1) B. Murat, O. Kaan, D. Bahar, et al.,“Effect of dose -rate and lung dose in total body irradiation on interstitial pneumonitis after bone marrow transplantation.”Tohoku J. Exp. Med. 202, 255-263, 2004.
2) U. Quast, H. Sack, et al.,“Whole Body Radiotherapy.”DGMP-Report?No.18: 2003.

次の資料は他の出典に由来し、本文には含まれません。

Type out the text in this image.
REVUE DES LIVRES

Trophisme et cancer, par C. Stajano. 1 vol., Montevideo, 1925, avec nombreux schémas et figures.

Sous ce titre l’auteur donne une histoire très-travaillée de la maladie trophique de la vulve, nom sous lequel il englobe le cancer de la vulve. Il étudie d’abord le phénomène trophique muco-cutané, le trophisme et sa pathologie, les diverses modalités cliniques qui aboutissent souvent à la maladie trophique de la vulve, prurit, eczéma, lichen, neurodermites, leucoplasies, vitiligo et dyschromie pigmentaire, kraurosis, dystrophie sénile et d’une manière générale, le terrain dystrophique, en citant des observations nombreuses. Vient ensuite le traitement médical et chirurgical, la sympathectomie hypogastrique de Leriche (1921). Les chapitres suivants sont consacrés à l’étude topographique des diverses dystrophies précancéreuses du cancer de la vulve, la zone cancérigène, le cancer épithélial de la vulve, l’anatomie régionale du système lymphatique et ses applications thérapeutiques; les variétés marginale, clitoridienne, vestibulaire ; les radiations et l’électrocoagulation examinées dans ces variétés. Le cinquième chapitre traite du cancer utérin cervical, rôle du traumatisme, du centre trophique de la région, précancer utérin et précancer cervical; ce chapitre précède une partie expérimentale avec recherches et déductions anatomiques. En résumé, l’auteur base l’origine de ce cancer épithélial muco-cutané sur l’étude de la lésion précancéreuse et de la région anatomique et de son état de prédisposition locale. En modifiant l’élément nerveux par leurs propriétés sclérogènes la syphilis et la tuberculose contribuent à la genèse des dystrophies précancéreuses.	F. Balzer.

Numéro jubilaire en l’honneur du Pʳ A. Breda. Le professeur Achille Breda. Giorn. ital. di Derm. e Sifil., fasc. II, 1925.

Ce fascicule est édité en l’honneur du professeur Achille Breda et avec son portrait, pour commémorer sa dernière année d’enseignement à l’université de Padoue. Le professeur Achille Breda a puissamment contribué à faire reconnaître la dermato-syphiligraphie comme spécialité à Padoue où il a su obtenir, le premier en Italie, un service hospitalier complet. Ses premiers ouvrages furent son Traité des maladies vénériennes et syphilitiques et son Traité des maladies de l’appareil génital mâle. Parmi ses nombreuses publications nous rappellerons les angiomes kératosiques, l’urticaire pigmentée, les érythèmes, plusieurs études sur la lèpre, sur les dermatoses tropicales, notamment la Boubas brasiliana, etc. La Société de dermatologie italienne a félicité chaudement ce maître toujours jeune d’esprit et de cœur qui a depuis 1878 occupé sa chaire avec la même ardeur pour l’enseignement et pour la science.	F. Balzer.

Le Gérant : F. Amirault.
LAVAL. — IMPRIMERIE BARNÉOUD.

3) FM. Khan, JF. Williamson, W. Sewchand, et al.,“Basic data for dosage calculation and compensation.”Int. J. Radiat. Oncol. Biol. Phys. 6, 745-751, 1980.
4) H. Aget, J. VanDyk, and PM. Leung. “Utilization of a high energy photon beam for whole body irradiation.”Radiology 123, 747, 1977.
5) KH. Susanta, RK. Das, T. Bruce, and H. Douglas.“CT-based analysis of dose homogeneity in total body irradiation using lateral beam.”J. Applied?Clinical Med. Phys. 5, 71-79, 2004.
6) ICRU?Report?44.“Tissue substitutes in radiation dosimetry and measurement.”Maryland, 1989.